5人の命が奪われたタイタニック見学ツアー事故の全容を、オーシャンゲートCEOの実態とともに沿岸警備隊が報告
ボーイングは圧潰事故後にABCニュースに対して、「ボーイングはタイタンのパートナーではなく、設計も製造もしていない」と主張した。沿岸警備隊の報告書によれば、ボーイングはサイクロプス1号のコンセプトデザインと予備的な実現可能性調査の概要を示したものの、実際の建造にはさまざまな追加作業があるとオーシャンゲートに報告していた。NASAも、声明で潜水艇の材料と製造・試験方法についてのガイダンスを提供したものの、それ以上の関与はないと述べている。
改善されなかった安全への対応
タイタンは、2022年に初めて有人でのタイタニック号への潜水に成功した。ただ、このときも海底で船体にケーブルが絡まってしまうなどの問題は起こった。幸いにも無事に脱出できたが、報告書は「オーシャンゲートには、深海でのケーブル絡まりに対するリスク軽減計画が存在せず、より深刻な状況に陥った場合に、タイタンの脱出をサポートするための水中ドローンなどといった準備もない」ことをしている。
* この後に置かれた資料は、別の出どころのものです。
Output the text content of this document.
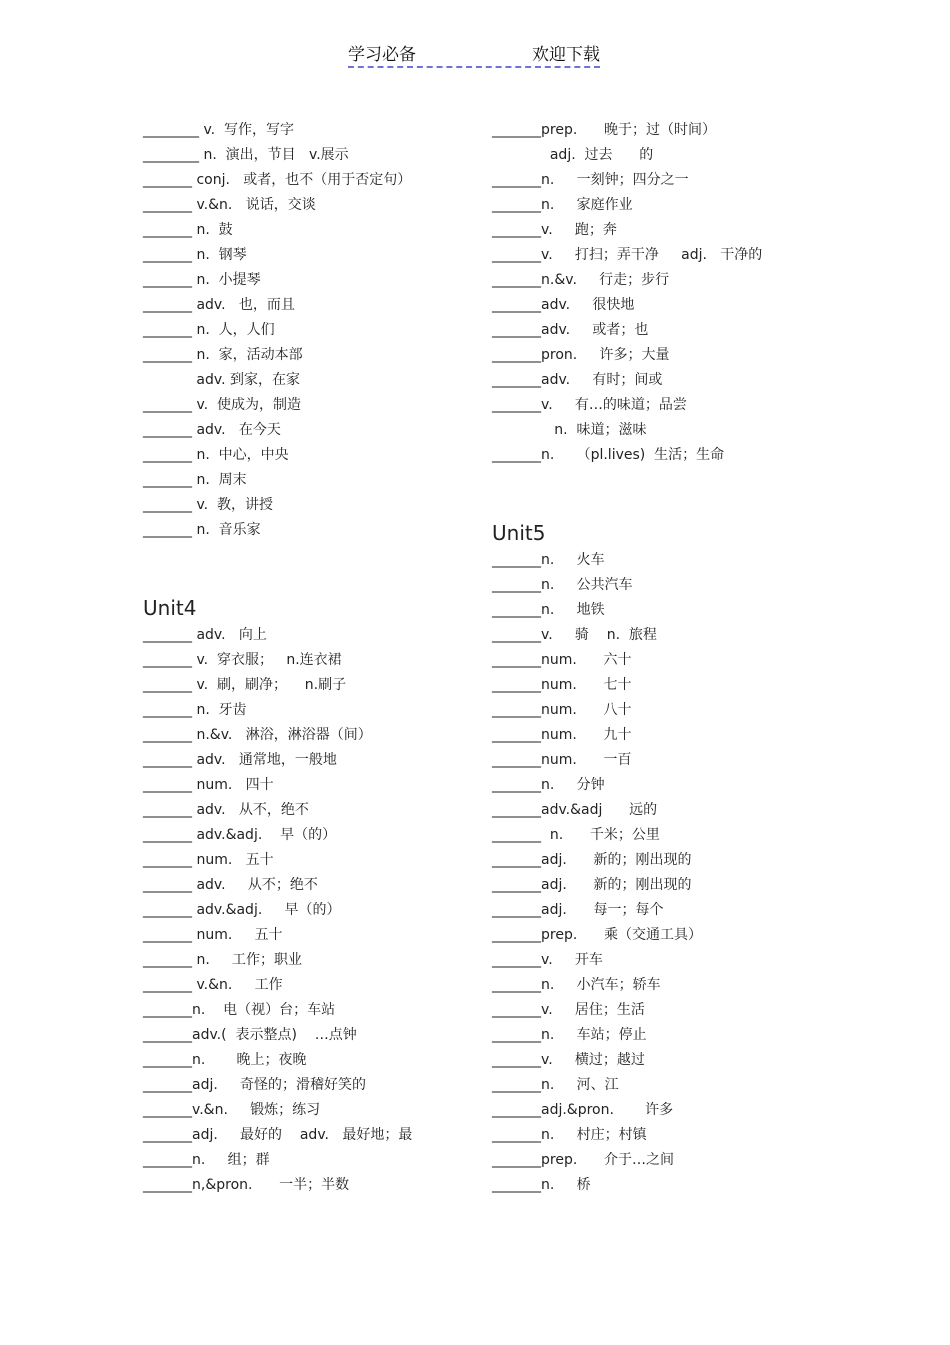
学习必备	欢迎下载
________ v.  写作，写字
________ n.  演出，节目   v.展示
_______ conj.   或者，也不（用于否定句）
_______ v.&n.   说话，交谈
_______ n.  鼓
_______ n.  钢琴
_______ n.  小提琴
_______ adv.   也，而且
_______ n.  人，人们
_______ n.  家，活动本部
adv. 到家，在家
_______ v.  使成为，制造
_______ adv.   在今天
_______ n.  中心，中央
_______ n.  周末
_______ v.  教，讲授
_______ n.  音乐家
Unit4
_______ adv.   向上
_______ v.  穿衣服；   n.连衣裙
_______ v.  刷，刷净；    n.刷子
_______ n.  牙齿
_______ n.&v.   淋浴，淋浴器（间）
_______ adv.   通常地，一般地
_______ num.   四十
_______ adv.   从不，绝不
_______ adv.&adj.    早（的）
_______ num.   五十
_______ adv.     从不；绝不
_______ adv.&adj.     早（的）
_______ num.     五十
_______ n.     工作；职业
_______ v.&n.     工作
_______n.    电（视）台；车站
_______adv.(  表示整点)    …点钟
_______n.       晚上；夜晚
_______adj.     奇怪的；滑稽好笑的
_______v.&n.     锻炼；练习
_______adj.     最好的    adv.   最好地；最
_______n.     组；群
_______n,&pron.      一半；半数
_______prep.      晚于；过（时间）
adj.  过去      的
_______n.     一刻钟；四分之一
_______n.     家庭作业
_______v.     跑；奔
_______v.     打扫；弄干净     adj.   干净的
_______n.&v.     行走；步行
_______adv.     很快地
_______adv.     或者；也
_______pron.     许多；大量
_______adv.     有时；间或
_______v.     有…的味道；品尝
n.  味道；滋味
_______n.     （pl.lives)  生活；生命
Unit5
_______n.     火车
_______n.     公共汽车
_______n.     地铁
_______v.     骑    n.  旅程
_______num.      六十
_______num.      七十
_______num.      八十
_______num.      九十
_______num.      一百
_______n.     分钟
_______adv.&adj      远的
_______  n.      千米；公里
_______adj.      新的；刚出现的
_______adj.      新的；刚出现的
_______adj.      每一；每个
_______prep.      乘（交通工具）
_______v.     开车
_______n.     小汽车；轿车
_______v.     居住；生活
_______n.     车站；停止
_______v.     横过；越过
_______n.     河、江
_______adj.&pron.       许多
_______n.     村庄；村镇
_______prep.      介于…之间
_______n.     桥
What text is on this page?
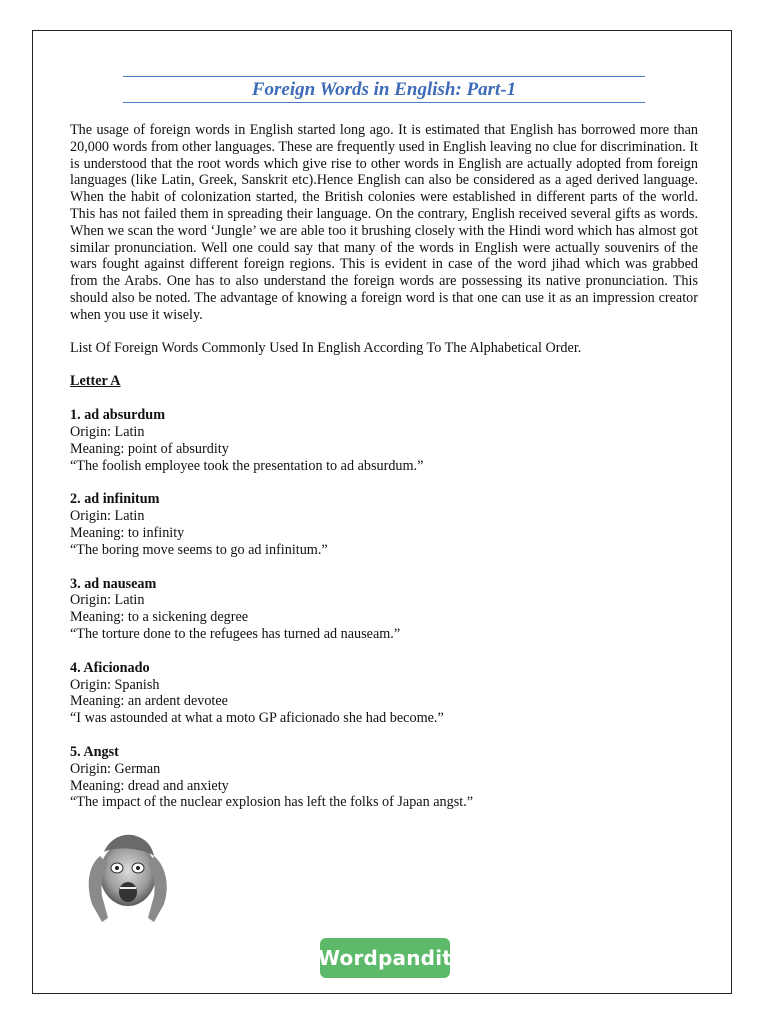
Foreign Words in English: Part-1

The usage of foreign words in English started long ago. It is estimated that English has borrowed more than 20,000 words from other languages. These are frequently used in English leaving no clue for discrimination. It is understood that the root words which give rise to other words in English are actually adopted from foreign languages (like Latin, Greek, Sanskrit etc).Hence English can also be considered as a aged derived language. When the habit of colonization started, the British colonies were established in different parts of the world. This has not failed them in spreading their language. On the contrary, English received several gifts as words. When we scan the word ‘Jungle’ we are able too it brushing closely with the Hindi word which has almost got similar pronunciation. Well one could say that many of the words in English were actually souvenirs of the wars fought against different foreign regions. This is evident in case of the word jihad which was grabbed from the Arabs. One has to also understand the foreign words are possessing its native pronunciation. This should also be noted. The advantage of knowing a foreign word is that one can use it as an impression creator when you use it wisely.

List Of Foreign Words Commonly Used In English According To The Alphabetical Order.

Letter A

1. ad absurdum
Origin: Latin
Meaning: point of absurdity
“The foolish employee took the presentation to ad absurdum.”
2. ad infinitum
Origin: Latin
Meaning: to infinity
“The boring move seems to go ad infinitum.”
3. ad nauseam
Origin: Latin
Meaning: to a sickening degree
“The torture done to the refugees has turned ad nauseam.”
4. Aficionado
Origin: Spanish
Meaning: an ardent devotee
“I was astounded at what a moto GP aficionado she had become.”
5. Angst
Origin: German
Meaning: dread and anxiety
“The impact of the nuclear explosion has left the folks of Japan angst.”
Wordpandit
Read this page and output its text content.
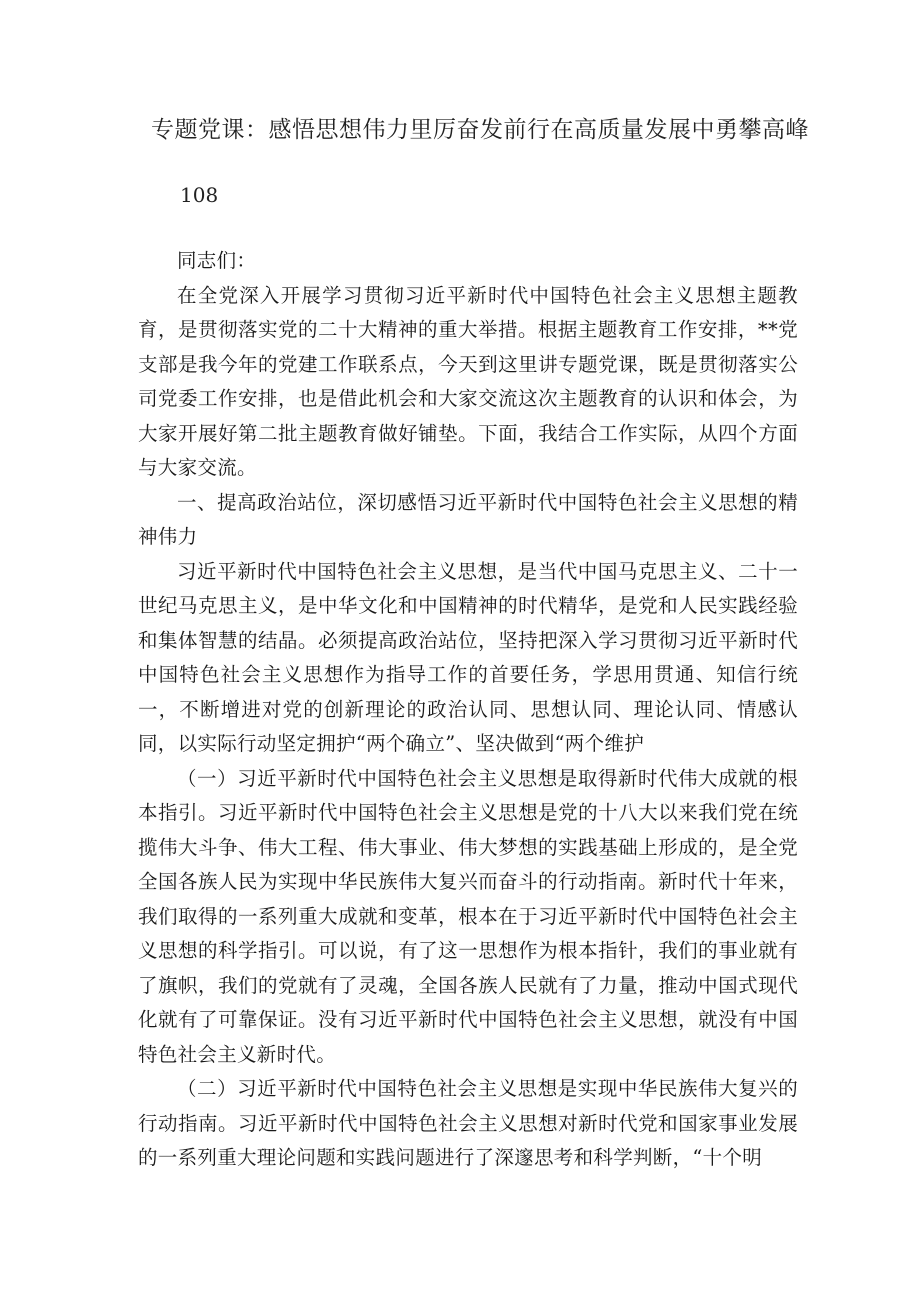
专题党课：感悟思想伟力里厉奋发前行在高质量发展中勇攀高峰
108

同志们：

在全党深入开展学习贯彻习近平新时代中国特色社会主义思想主题教育，是贯彻落实党的二十大精神的重大举措。根据主题教育工作安排，**党支部是我今年的党建工作联系点，今天到这里讲专题党课，既是贯彻落实公司党委工作安排，也是借此机会和大家交流这次主题教育的认识和体会，为大家开展好第二批主题教育做好铺垫。下面，我结合工作实际，从四个方面与大家交流。

一、提高政治站位，深切感悟习近平新时代中国特色社会主义思想的精神伟力

习近平新时代中国特色社会主义思想，是当代中国马克思主义、二十一世纪马克思主义，是中华文化和中国精神的时代精华，是党和人民实践经验和集体智慧的结晶。必须提高政治站位，坚持把深入学习贯彻习近平新时代中国特色社会主义思想作为指导工作的首要任务，学思用贯通、知信行统一，不断增进对党的创新理论的政治认同、思想认同、理论认同、情感认同，以实际行动坚定拥护“两个确立”、坚决做到“两个维护

（一）习近平新时代中国特色社会主义思想是取得新时代伟大成就的根本指引。习近平新时代中国特色社会主义思想是党的十八大以来我们党在统揽伟大斗争、伟大工程、伟大事业、伟大梦想的实践基础上形成的，是全党全国各族人民为实现中华民族伟大复兴而奋斗的行动指南。新时代十年来，我们取得的一系列重大成就和变革，根本在于习近平新时代中国特色社会主义思想的科学指引。可以说，有了这一思想作为根本指针，我们的事业就有了旗帜，我们的党就有了灵魂，全国各族人民就有了力量，推动中国式现代化就有了可靠保证。没有习近平新时代中国特色社会主义思想，就没有中国特色社会主义新时代。

（二）习近平新时代中国特色社会主义思想是实现中华民族伟大复兴的行动指南。习近平新时代中国特色社会主义思想对新时代党和国家事业发展的一系列重大理论问题和实践问题进行了深邃思考和科学判断，“十个明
ラッシュ氏の安全性軽視の姿勢は一貫しており、安全に関する懸念を伝えてくる従業員や、安全対策のために時間を費やそうとする従業員をたびたび解雇し、安全性よりも操縦の手間が省けたり、コストを軽減するようなアイデアをより歓迎した。
たとえば、タイタンが水面から引き上げられているときは、船体前部の透明なドーム型のパーツを18本のボルトで固定すると決められていたが、あるときラッシュ氏は、それを4本に減らすよう指示した。理由は単に「そのほうが早いから」だった。
しかし、後にタイタンが船の甲板上に吊り上げられたときに、4本のボルトがすべて折損し、ドームが落下する事故が発生した。